Rat alpha-fetoprotein heterogeneity: Affinity chromatography on Ricinus communis Sepharose column

The interaction between Ricinus communis agglutinin (RCA) with whole alpha-fetoprotein (AFP) and with its electrophoretic variants by affinity chromatography using Sepharose coupled lectin has been examined. AFP was isolated from amniotic fluid fetal newborn sera and hepatoma bearing rat serum and was purified by affinity chromatography on anti AFP-Sepharose column. The data demonstrate that RCA1-reactive AFPA2 had a lower content of sialic acid (4 residues/mole) as compared to the RCA1 nonreactive AFPA1 (6 residues/mole). It is postulated that the lack of 2 N-acetylneuraminic acid residues exposes 2 D-galactose terminal sites in the reactive form allowing it to react with the Ricinus lectin. This observation was confirmed by enzymic desialation of AFPA which unmasks all D-galactopyranosyl sites and allows the quantitative binding of the desialated variant.

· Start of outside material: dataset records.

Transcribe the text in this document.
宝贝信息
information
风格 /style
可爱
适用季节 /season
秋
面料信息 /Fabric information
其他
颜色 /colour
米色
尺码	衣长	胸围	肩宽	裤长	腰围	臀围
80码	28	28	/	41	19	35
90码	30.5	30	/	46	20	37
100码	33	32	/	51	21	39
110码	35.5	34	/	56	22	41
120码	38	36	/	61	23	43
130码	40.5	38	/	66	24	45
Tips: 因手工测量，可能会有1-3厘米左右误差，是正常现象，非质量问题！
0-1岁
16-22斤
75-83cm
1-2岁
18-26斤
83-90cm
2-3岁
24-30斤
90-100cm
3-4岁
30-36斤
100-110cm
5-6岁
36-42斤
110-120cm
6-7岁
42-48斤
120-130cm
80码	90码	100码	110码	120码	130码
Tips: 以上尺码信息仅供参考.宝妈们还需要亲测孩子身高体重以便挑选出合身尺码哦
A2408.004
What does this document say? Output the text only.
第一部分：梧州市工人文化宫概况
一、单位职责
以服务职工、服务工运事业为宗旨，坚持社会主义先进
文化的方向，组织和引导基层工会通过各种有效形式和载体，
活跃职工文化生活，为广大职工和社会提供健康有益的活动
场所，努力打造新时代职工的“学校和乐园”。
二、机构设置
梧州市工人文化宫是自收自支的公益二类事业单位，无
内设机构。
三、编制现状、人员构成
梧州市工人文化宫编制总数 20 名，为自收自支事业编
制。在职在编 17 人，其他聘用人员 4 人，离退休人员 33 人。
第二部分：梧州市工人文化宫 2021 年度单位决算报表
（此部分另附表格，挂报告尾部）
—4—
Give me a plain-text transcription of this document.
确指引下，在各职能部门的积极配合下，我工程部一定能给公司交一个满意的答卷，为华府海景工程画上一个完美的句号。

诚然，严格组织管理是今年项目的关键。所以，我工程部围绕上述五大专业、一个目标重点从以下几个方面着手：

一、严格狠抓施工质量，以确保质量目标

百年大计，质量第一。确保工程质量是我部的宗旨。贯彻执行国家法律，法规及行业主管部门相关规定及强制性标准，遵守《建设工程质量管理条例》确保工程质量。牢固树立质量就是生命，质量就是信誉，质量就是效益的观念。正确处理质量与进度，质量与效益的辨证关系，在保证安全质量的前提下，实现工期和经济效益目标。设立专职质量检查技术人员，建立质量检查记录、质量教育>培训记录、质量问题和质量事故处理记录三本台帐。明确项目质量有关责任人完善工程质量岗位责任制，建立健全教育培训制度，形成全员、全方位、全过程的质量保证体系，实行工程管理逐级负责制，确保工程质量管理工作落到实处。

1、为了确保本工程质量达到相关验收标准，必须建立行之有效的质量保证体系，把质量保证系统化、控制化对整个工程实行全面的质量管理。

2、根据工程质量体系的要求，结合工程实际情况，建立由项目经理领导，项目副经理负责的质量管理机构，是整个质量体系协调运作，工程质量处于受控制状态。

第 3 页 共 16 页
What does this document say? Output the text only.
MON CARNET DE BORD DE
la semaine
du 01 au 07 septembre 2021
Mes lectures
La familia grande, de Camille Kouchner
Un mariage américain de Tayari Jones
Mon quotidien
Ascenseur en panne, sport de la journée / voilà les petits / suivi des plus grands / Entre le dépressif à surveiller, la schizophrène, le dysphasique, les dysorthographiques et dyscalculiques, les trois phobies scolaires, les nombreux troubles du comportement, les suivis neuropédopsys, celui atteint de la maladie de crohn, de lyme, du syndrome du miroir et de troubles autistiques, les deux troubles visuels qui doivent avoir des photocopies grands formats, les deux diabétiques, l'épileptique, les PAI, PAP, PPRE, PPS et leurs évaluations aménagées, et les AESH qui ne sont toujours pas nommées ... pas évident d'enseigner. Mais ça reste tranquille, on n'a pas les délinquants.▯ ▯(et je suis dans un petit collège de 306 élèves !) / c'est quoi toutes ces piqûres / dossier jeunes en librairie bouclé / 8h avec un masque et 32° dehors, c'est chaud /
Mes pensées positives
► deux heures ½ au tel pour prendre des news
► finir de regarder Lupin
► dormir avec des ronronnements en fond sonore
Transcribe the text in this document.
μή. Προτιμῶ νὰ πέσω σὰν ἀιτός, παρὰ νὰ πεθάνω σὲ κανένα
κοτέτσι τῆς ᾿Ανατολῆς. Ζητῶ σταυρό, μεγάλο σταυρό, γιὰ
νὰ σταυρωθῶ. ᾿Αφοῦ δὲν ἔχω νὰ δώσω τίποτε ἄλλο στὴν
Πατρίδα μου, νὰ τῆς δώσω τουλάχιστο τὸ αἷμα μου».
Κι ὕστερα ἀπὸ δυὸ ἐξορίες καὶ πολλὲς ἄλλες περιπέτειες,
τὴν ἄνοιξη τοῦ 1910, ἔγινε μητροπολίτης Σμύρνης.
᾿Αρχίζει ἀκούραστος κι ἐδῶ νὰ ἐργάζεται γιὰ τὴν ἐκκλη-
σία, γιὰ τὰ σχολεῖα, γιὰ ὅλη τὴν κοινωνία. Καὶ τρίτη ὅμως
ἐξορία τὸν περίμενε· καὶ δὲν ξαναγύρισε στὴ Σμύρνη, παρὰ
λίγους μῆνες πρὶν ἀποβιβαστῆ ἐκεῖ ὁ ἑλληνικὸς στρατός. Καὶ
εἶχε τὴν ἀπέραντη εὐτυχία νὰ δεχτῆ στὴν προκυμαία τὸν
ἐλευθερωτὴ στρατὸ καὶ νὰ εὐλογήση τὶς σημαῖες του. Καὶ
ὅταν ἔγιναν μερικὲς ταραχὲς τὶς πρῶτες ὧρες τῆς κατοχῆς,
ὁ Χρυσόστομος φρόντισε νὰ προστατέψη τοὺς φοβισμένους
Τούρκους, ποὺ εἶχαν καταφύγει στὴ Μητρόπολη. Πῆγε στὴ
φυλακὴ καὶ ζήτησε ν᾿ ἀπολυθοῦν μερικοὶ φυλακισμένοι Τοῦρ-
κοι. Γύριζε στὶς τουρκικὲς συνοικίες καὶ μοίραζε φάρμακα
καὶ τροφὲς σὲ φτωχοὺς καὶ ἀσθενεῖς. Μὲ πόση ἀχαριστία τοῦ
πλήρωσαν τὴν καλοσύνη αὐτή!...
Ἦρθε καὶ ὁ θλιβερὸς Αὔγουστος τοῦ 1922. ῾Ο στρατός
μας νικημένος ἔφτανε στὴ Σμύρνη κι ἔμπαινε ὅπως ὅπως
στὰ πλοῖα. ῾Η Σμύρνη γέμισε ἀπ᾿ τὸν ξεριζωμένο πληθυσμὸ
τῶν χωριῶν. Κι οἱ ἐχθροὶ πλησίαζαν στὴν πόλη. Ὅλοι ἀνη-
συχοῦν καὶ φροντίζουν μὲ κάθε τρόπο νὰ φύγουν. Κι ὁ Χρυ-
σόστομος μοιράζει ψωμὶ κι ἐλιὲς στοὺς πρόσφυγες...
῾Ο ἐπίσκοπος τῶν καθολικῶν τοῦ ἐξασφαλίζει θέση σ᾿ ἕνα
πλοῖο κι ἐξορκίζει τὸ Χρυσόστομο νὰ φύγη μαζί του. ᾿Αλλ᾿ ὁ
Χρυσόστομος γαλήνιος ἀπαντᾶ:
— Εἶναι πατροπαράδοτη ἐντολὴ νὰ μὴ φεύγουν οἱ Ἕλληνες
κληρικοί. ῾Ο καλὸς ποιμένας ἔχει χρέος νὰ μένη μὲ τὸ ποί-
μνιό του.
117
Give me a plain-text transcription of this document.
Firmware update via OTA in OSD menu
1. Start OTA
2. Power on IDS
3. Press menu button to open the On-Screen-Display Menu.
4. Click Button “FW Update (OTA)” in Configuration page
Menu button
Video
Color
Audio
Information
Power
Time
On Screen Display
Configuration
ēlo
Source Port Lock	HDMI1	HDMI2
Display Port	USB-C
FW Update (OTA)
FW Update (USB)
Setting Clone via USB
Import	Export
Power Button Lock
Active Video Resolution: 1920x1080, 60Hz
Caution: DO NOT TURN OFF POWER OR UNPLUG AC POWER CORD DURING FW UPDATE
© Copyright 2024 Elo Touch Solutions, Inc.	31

AFPB glycans appeared to be less accessible as shown by their incomplete in vitro enzymic desialation and their nonreactivity with the Ricinus lectin. AFP1 is invariably found in fresh sera or adult hepatoma sera and is not an artefact due to the method of isolation. Dosage of these proteins in the serum of rats from birth until Day 24 revealed that AFPB and AFPA2 disappear faster than the AFPA1 which may signify either that they become preferentially localized in certain organs or that they are more rapidly catabolized in the sera.